赤井は静かに玄関のドアを閉めると、深く息を吐き出す。

 名前の側に探偵がいると分かり、謎が解ける。急にストーカー犯がいなくなったのは、その探偵のおかげなのだろう。どうやって対処したかは分からないが、もう名前の危機は去ったためそれには興味がない。

 また、名前がその探偵が働く喫茶店へ自ら足を運んでいるということは、それなりに気があるということ。それは、至って自然なことだ。今の彼女には誰か側で支えになる人物が必要であることは、重々承知している。さらにその相手は、コナンも知る探偵。ならば、何かあったときに多少なりとも心強いだろう。

 もちろん、その男の姿など見に行くつもりなどない。まして名前と二人でいるところなど、見ていられない。見たくもない。二人が一時的な友情の関係で、止まってくれはしないだろうかと思わずにはいられないが、組織の目もある今、どうすることもできないのだ。

 だとしても……。

 そんな、未練がましい思いを振り払うかのように、赤井は首を左右に軽く振ると、書斎へと戻っていった。



 ポアロから逃げるようにして出てきた私は、家に帰って静かな午後を過ごしていた。安室さんには一言、謝罪のメッセージを送っているけれど、当然アルバイト中のため既読にはならなかった。

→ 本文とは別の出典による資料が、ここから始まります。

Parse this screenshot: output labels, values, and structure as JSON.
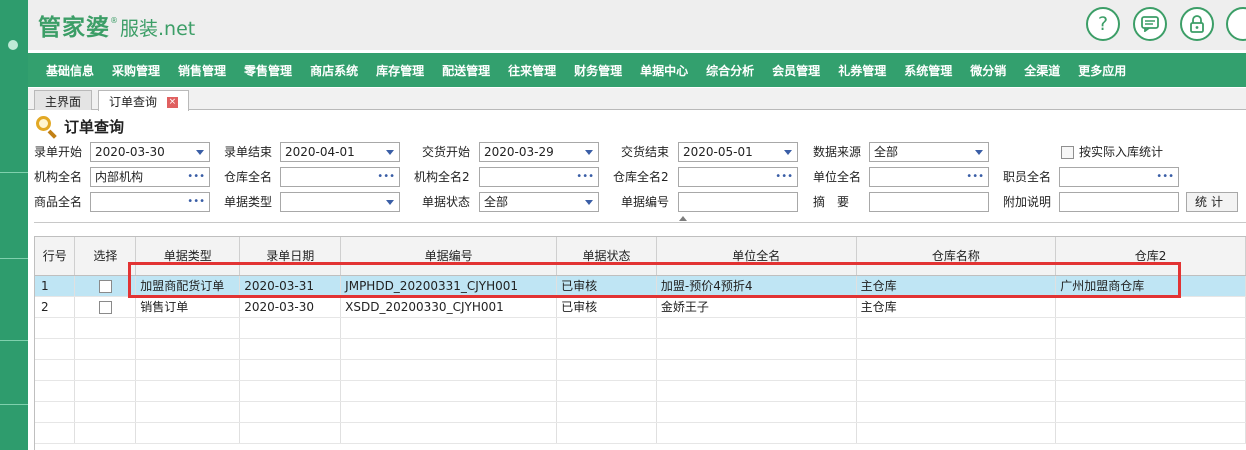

 そうして夜、そろそろお風呂に入ろうかと思っていたときスマホが鳴る。それは、安室さんからだった。

「はいっ、もしもし?」
「名前さん?急にすみません」

 また下の名前で呼ばれ、ドキリとする。急に距離感が縮まり、少し戸惑った。喫茶ポアロだけの呼び方だと思っていたのに、引き続き下の名前で呼ばれていくような流れになっているようだ。

「今日は、気を使わせてしまいましたね」
「いえいえ!あの二人には、探偵業のことは秘密だったんですか?」
「いいえ?そんなことありませんよ。僕はポアロの真上に事務所を構える毛利さんの弟子なので」

 そう言って安室さんは、今の状況を教えてくれた。どうやら、私が勝手な思い込みをしていただけだったらしい。でも、あの時の緊張感は異様だった、と頭の片隅で思う。

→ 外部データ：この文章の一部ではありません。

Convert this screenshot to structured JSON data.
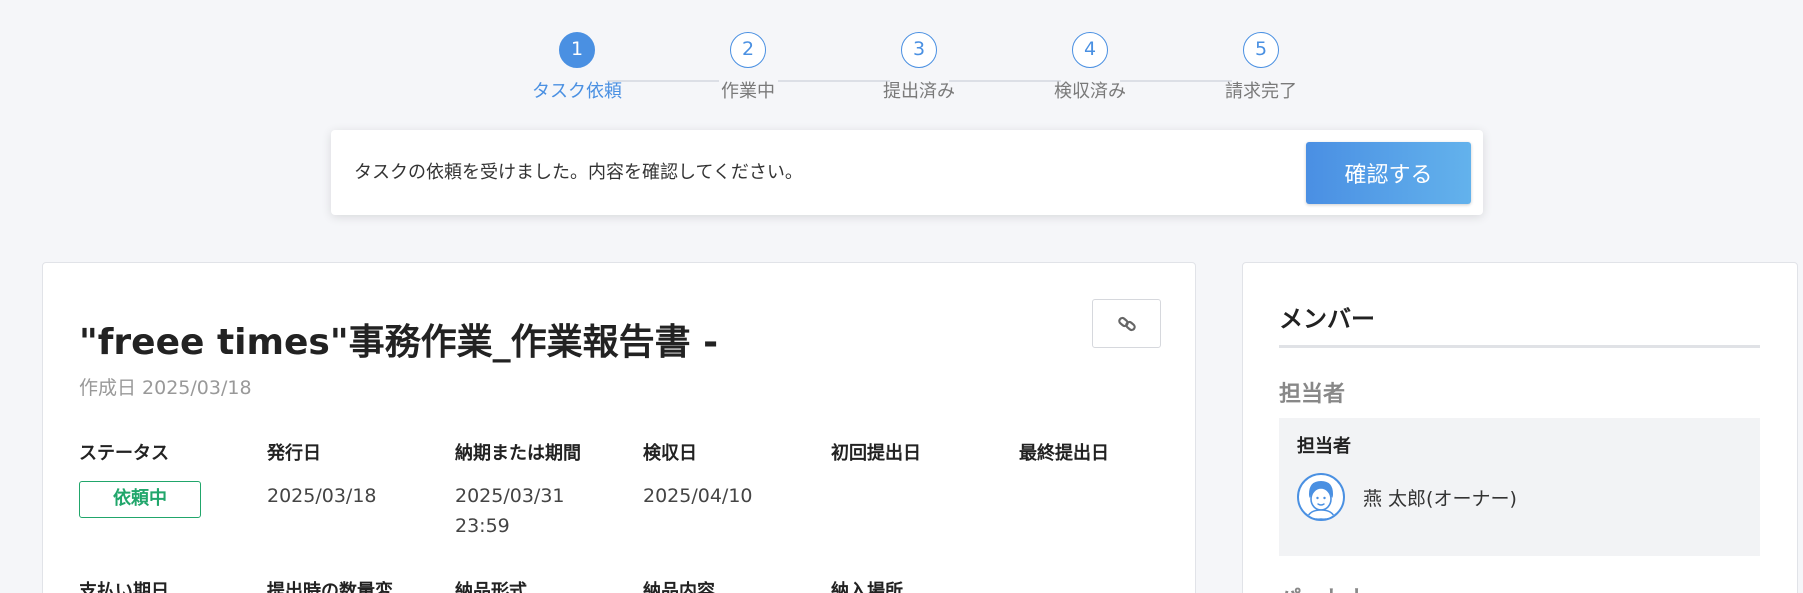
{
  "stepper": {
    "steps": [
      {
        "number": "1",
        "label": "タスク依頼",
        "active": true
      },
      {
        "number": "2",
        "label": "作業中",
        "active": false
      },
      {
        "number": "3",
        "label": "提出済み",
        "active": false
      },
      {
        "number": "4",
        "label": "検収済み",
        "active": false
      },
      {
        "number": "5",
        "label": "請求完了",
        "active": false
      }
    ]
  },
  "notice": {
    "message": "タスクの依頼を受けました。内容を確認してください。",
    "confirm_label": "確認する"
  },
  "task": {
    "title": "\"freee times\"事務作業_作業報告書 -",
    "created": "作成日 2025/03/18",
    "fields_row1": [
      {
        "label": "ステータス",
        "value": "依頼中",
        "type": "badge"
      },
      {
        "label": "発行日",
        "value": "2025/03/18"
      },
      {
        "label": "納期または期間",
        "value": "2025/03/31",
        "value2": "23:59"
      },
      {
        "label": "検収日",
        "value": "2025/04/10"
      },
      {
        "label": "初回提出日",
        "value": ""
      },
      {
        "label": "最終提出日",
        "value": ""
      }
    ],
    "fields_row2": [
      {
        "label": "支払い期日"
      },
      {
        "label": "提出時の数量変"
      },
      {
        "label": "納品形式"
      },
      {
        "label": "納品内容"
      },
      {
        "label": "納入場所"
      }
    ],
    "link_icon": "link-icon"
  },
  "members": {
    "title": "メンバー",
    "section_assignee": "担当者",
    "assignee_box_title": "担当者",
    "assignee_name": "燕 太郎(オーナー)",
    "section_partner": "パートナー",
    "colors": {
      "accent": "#4a90e2",
      "status": "#21a66b"
    }
  }
}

「そうだったんですね。あの時、急に下の名前で呼ばれたので、何か訳があるんだって思っちゃいました」
「はは、名前さん考えすぎですよ。僕はただ、そう呼びたかっただけです」

 “そう呼びたかっただけ……”

 その言葉に対し、どう答えればいいか分からない。いつの間にか、ぐっと近づいていた安室さんとの距離感。客観的に考えれば、もう恋人はこの世にいないため、後ろめたいことはない。けれど、気持ちが追いつかなかった。

 前に進まないと、と思う反面、まだまだそんな気分にはなり得ない。いつまでも、あの温かく、大きな愛で包み込んでくれる彼を探しているのだから。

「名前さん、よかったら今度お食事でもいかがですか?」

 でもまた、一歩距離を縮められて、私は沈黙する。こんなに急に誘われるとは、思ってもみなかった。安室さんは悪い人ではない。でも、二人きりで会うような関係には、まだなれそうになかった。

「今日はせっかく来ていただいたのに、申し訳ないことをしてしまいましたし」
「……いえ、そんな」
「今日、貴女が去ってしまった後、気づいたんです。やっぱり、僕の話を名前さんにしたいと」
「あ……安室、さん」
「ほら、一人で抱えるのは良くないって、言っていましたよね?」

 その言葉で、河川敷での会話を思い出す。安室さんは、いつも明るく優し気な笑顔を見せてくれているけれど、その裏には何か背負っているのは確かだった。

 断る言葉が見つからない私に、安室さんは誘い文句を重ねる。名前さんに聞いて欲しいんです、貴女になら話せると思いました、人助けだと思って。そう言われると、私に出来ることなら……とその誘いを受け入れていた。